At the same time, Scripture affirms that our bodies will be raised to new life just as Jesus was raised to new life. The Gospels drop tantalizing clues about what these resurrected bodies might be like: In his risen body, Jesus eats fish and lets people touch him to prove he is not a ghost. He is also hard to recognize, and he appears and vanishes at will. The same Paul who assumes that dying will mean going home to be with God also writes a whole chapter in one of his letters musing over the nature of the resurrected body and how it will be transformed to be fit for dwelling forever in God’s presence (1 Corinthians 15). And when the last two chapters in all of Scripture offer a vision of the end of all things, it’s a vision not of disembodied souls in heaven but of a new heaven and a new earth where God dwells in the midst of God’s people (Revelation 21–22).

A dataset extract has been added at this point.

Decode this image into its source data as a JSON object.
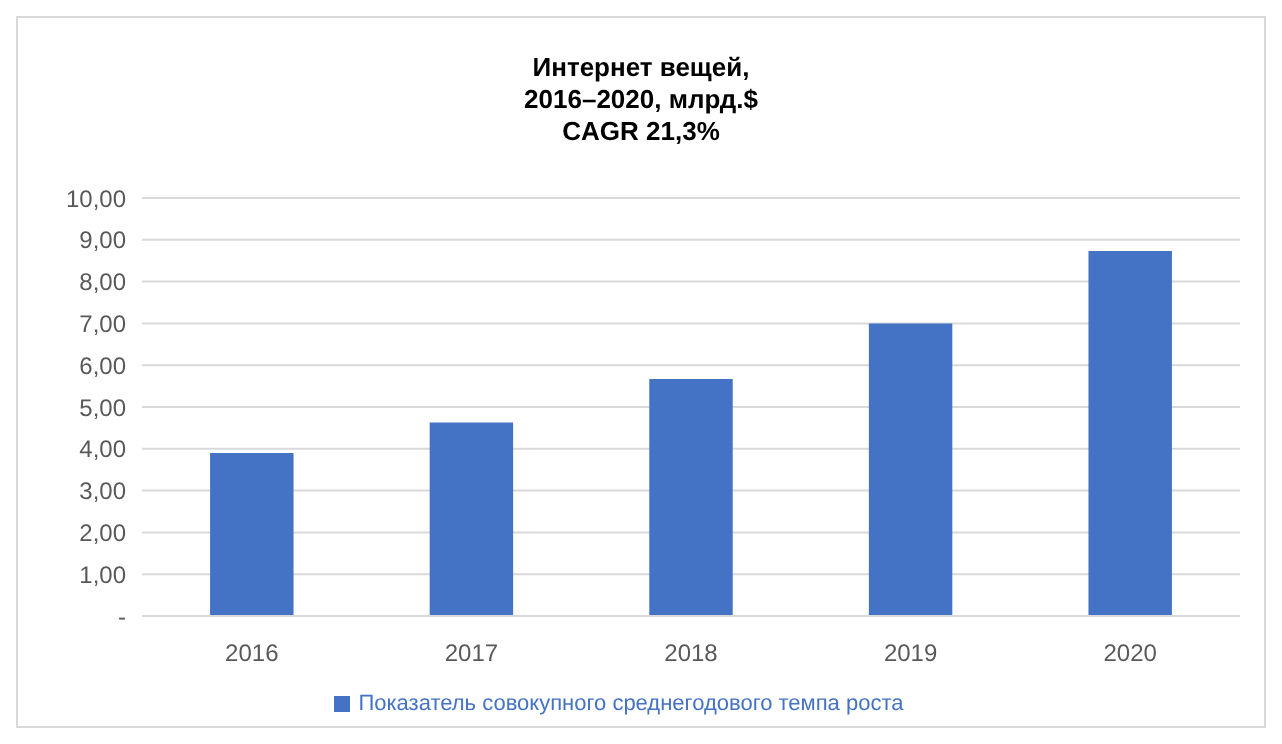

And yet. My students still want to know what could possibly be the point of being reunited with these clunky, awkward, frail bodies? Christians throughout history have wondered the same thing. Many of them conclude that resurrected life is about carrying the fullness of our identities into the next life with us. But everything in those bodily identities that has wounded us will have been healed and redeemed. Like Jesus, we will bear the scars, to remember who we are, but we will no longer bear the pain. It is also a reminder that heaven—and the new creation—is a place of community. If we have known each other and loved each other and forgiven each other in these bodies here in this life, perhaps our raised bodies will help us to know and love each other in the next life, too, as we embark on the grand and unending journey of praising the Lamb together.
“Hope” is the first word in the course title because it’s what makes possible our discussions of death and the end of the world. Hope strains forward to something that it does not yet have but sees glimmering off in the distance. In Christian teaching, one powerful image for the kingdom of God is the dawn: the sun has not yet risen, but we see the signs that it is coming. We face east and pray for it to fully arrive (“your kingdom come!”).
Hope in the next life does not mean abandoning the work in this one; it means working while facing east, watching for the dawn, and longing even more ardently for the sun to rise.
Teaching this class has taught me to be clearer about what I hope for—in what (and in Whom) I put my hope and trust. I have hoped for many things in my life, many of them ultimately flimsy and passing, although they seemed important at the time. I have hoped for many things that are worthy and good but are not the ultimate good, things that I would like to have but do not need to live a beautiful and purposeful life—a certain job, a spouse, a promotion, children of my own to raise. All of these things, good as they are, will pass away. My hope is in the God who holds us in life and in death, who remembers us even when we forget who we are, and who will one day welcome us home.
When my students and I are weary or fearful, when the struggle for justice or peace or reconciliation seems fruitless or too difficult, this is the truth that nourishes me along the way. Hope in the next life does not mean abandoning the work in this one; it means working while facing east, watching for the dawn, and longing even more ardently for the sun to rise.
A friend said to me once that the next life—our eternal lives with God—will be so much grander and more glorious than we could ever imagine. It is the gathering up and redemption of all our losses and sorrows in this life. It is the deep healing and restoration of all creation, including these fragile and broken bodies. It means a joy beyond our deepest joy. And that is the best lesson I hope all my students learn, as I learn it along with them.